The UK needs a co-ordinating body and specialised procurement portal to boost the adoption of digital twins, according to a new report.
IT industry association techUK has published the document, Unlocking Value Across the UK's Digital Twin Ecosystem, which has been written by its digital twins working group.
The report says digital twins have a potentially powerful role in boosting areas of the economy and society, but there is some confusion over what they are and how they can be commissioned, designed and used.
In response, it defines a digital twin as “a relevant, virtual representation of the state and behaviour of something physical or non-physical with a functional output in the real world”. This can be used as an approach to solving problems rather than being a product or service.

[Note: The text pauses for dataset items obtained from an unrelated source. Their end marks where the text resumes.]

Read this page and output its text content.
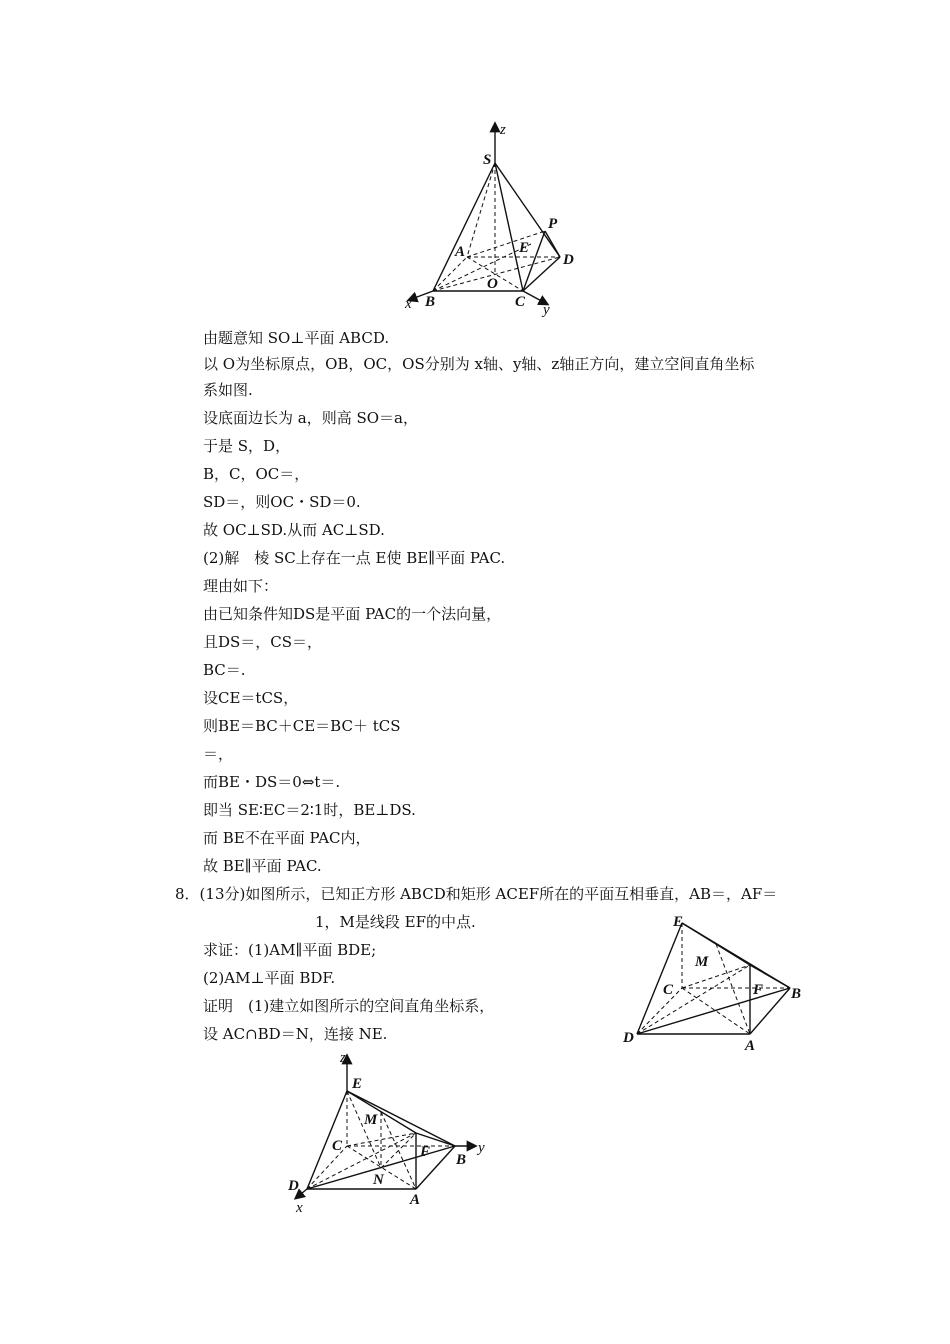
z
S
P
A	E
D
O
x B	C y
由题意知 SO⊥平面 ABCD.
以 O为坐标原点，OB，OC，OS分别为 x轴、y轴、z轴正方向，建立空间直角坐标
系如图.
设底面边长为 a，则高 SO＝a，
于是 S，D，
B，C，OC＝，
SD＝，则OC・SD＝0.
故 OC⊥SD.从而 AC⊥SD.
(2)解　棱 SC上存在一点 E使 BE∥平面 PAC.
理由如下：
由已知条件知DS是平面 PAC的一个法向量，
且DS＝，CS＝，
BC＝.
设CE＝tCS，
则BE＝BC＋CE＝BC＋ tCS
＝，
而BE・DS＝0⇔t＝.
即当 SE∶EC＝2∶1时，BE⊥DS.
而 BE不在平面 PAC内，
故 BE∥平面 PAC.
8．(13分)如图所示，已知正方形 ABCD和矩形 ACEF所在的平面互相垂直，AB＝，AF＝
1，M是线段 EF的中点.
求证：(1)AM∥平面 BDE;
(2)AM⊥平面 BDF.
证明　(1)建立如图所示的空间直角坐标系，
设 AC∩BD＝N，连接 NE.
E
M
C	F B
D	A
z
E
M
C	F	y
B
D	N
A
x
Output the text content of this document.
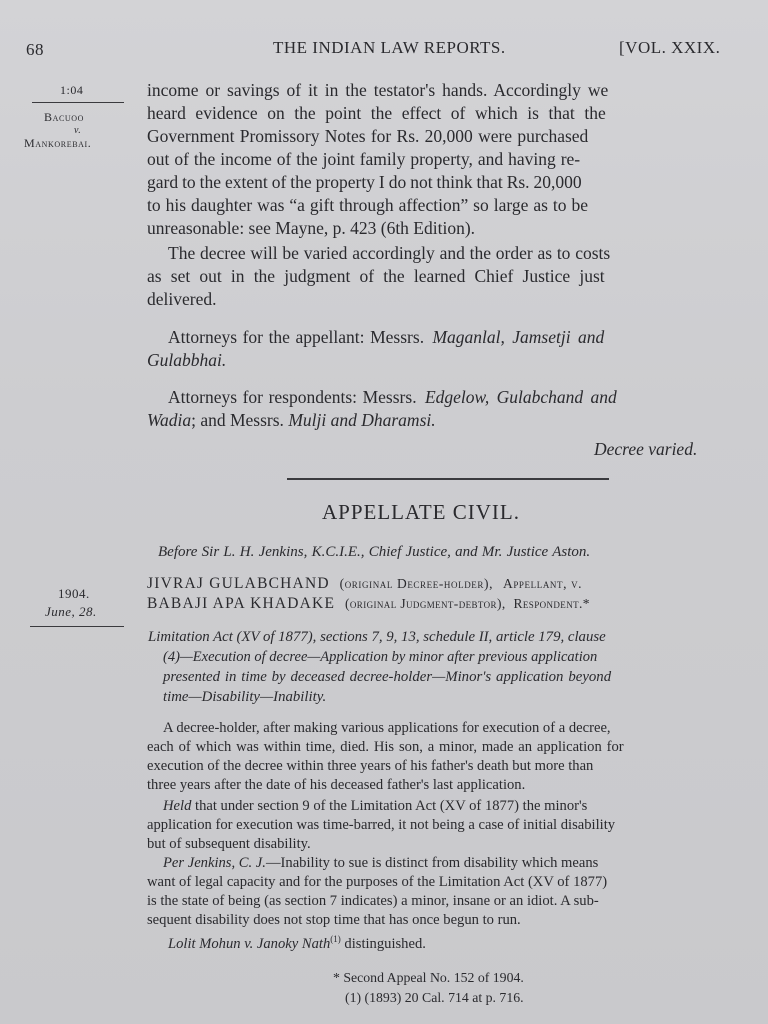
68	THE INDIAN LAW REPORTS.	[VOL. XXIX.
1:04
Bacuoo
v.
Mankorebai.
income or savings of it in the testator's hands. Accordingly we
heard evidence on the point the effect of which is that the
Government Promissory Notes for Rs. 20,000 were purchased
out of the income of the joint family property, and having re-
gard to the extent of the property I do not think that Rs. 20,000
to his daughter was “a gift through affection” so large as to be
unreasonable: see Mayne, p. 423 (6th Edition).
The decree will be varied accordingly and the order as to costs
as set out in the judgment of the learned Chief Justice just
delivered.
Attorneys for the appellant: Messrs. Maganlal, Jamsetji and
Gulabbhai.
Attorneys for respondents: Messrs. Edgelow, Gulabchand and
Wadia; and Messrs. Mulji and Dharamsi.
Decree varied.
APPELLATE CIVIL.
Before Sir L. H. Jenkins, K.C.I.E., Chief Justice, and Mr. Justice Aston.
1904.
June, 28.
JIVRAJ GULABCHAND (original Decree-holder), Appellant, v.
BABAJI APA KHADAKE (original Judgment-debtor), Respondent.*
Limitation Act (XV of 1877), sections 7, 9, 13, schedule II, article 179, clause
(4)—Execution of decree—Application by minor after previous application
presented in time by deceased decree-holder—Minor's application beyond
time—Disability—Inability.
A decree-holder, after making various applications for execution of a decree,
each of which was within time, died. His son, a minor, made an application for
execution of the decree within three years of his father's death but more than
three years after the date of his deceased father's last application.
Held that under section 9 of the Limitation Act (XV of 1877) the minor's
application for execution was time-barred, it not being a case of initial disability
but of subsequent disability.
Per Jenkins, C. J.—Inability to sue is distinct from disability which means
want of legal capacity and for the purposes of the Limitation Act (XV of 1877)
is the state of being (as section 7 indicates) a minor, insane or an idiot. A sub-
sequent disability does not stop time that has once begun to run.
Lolit Mohun v. Janoky Nath$^{(1)}$ distinguished.
* Second Appeal No. 152 of 1904.
(1) (1893) 20 Cal. 714 at p. 716.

The report also sets out a handful of recommendations, including that there should be a cross-cutting, interdisciplinary co-ordinating body to promote their use. It would identify common information requirements and capability gaps, provide guidance on codes of conduct in the use of digital twins, and develop incentives such as tax credits or innovation funding.
This would come with a 10-year public investment of £150-200 million to support innovation, adoption and diffusion, and strong roles for the Department of Business, Energy and Industrial Strategy and UK Research and Innovation (UKRI).

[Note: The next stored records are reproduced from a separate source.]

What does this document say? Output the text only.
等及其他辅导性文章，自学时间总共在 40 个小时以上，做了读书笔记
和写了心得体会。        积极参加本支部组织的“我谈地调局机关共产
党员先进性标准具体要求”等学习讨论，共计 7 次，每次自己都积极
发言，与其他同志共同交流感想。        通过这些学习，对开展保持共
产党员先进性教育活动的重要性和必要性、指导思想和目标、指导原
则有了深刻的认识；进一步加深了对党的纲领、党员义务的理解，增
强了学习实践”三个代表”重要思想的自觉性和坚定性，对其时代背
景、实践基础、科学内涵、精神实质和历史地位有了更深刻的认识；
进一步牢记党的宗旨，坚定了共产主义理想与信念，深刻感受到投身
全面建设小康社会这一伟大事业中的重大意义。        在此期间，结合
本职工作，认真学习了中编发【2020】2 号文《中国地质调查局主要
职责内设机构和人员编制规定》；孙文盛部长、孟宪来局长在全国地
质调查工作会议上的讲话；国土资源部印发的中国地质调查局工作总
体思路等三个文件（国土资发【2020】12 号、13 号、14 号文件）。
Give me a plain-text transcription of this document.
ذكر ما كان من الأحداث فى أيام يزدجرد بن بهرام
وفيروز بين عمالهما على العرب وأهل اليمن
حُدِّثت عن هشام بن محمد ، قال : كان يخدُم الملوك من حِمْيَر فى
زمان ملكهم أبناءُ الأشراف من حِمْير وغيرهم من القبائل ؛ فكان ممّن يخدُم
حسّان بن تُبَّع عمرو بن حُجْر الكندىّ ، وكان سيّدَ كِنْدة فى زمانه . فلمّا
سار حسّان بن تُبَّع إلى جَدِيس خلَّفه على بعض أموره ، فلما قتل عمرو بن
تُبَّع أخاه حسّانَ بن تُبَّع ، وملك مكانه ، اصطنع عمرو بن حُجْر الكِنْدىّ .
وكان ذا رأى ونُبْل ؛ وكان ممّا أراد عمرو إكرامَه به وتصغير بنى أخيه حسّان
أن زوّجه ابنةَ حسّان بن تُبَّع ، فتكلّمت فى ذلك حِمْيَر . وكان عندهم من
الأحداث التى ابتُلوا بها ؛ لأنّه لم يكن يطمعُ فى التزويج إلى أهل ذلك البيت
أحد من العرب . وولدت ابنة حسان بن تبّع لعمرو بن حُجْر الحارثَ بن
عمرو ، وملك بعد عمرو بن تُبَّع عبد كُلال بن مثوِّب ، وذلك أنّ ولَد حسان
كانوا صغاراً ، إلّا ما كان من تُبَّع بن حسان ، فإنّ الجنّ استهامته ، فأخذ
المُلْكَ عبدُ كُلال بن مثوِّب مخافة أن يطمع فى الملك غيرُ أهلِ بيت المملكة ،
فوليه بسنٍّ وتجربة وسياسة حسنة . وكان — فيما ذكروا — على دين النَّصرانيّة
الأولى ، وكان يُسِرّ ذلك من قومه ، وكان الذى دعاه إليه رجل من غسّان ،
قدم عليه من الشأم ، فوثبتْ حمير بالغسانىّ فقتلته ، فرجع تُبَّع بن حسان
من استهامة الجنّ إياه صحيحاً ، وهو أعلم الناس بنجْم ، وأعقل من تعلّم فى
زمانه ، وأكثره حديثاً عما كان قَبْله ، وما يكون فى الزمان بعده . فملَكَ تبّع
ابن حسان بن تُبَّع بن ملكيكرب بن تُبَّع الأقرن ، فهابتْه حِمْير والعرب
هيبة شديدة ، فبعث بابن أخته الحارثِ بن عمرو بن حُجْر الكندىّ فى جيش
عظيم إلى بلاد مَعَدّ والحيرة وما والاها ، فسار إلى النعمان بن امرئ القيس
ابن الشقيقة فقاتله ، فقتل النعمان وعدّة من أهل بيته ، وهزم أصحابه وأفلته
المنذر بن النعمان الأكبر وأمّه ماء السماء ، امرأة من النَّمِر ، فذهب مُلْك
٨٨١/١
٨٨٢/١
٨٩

A further boost could be provided by an online procurement portal – the cost of which is estimated at up to £1.5 million – that would make digital twin offerings on the market more visible and less complex, and lead to improvements in their quality and affordability.
Other recommendations are for a series of strategic demonstrator projects to show the value and identify barriers to the adoption of digital twins; to identify the skills needed to support their use; and for UKRI to run a demonstrator project on how the concept can support the aim for net zero carbon emissions by 2050.
Susanne Baker, techUK associate director for climate, environment and sustainability, said: “Digital twins have the potential to support the UK to deliver on Net Zero 2050 objectives, support the reduction of social inequalities and drive R&D led growth.
“However, the lack of consensus around how digital twins can be leveraged and why digital twins can drive better outcomes - for our people, economy, society and planet - means that the full benefits of this technology are yet to be realised.
“This report aims to set out strategic recommendations for industry and government as to how the UK’s digital twin ecosystem can progress and evolve long term, so that we can see and support this technological innovation to its full capacity.”
The use of digital twins has gradually gathered pace in the public sector, with initiatives such as Greenwich Council using one to simulate the impacts of energy saving measures in social housing, and the Greater Cambridgeshire Partnership investing in the concept to support smart places initiatives.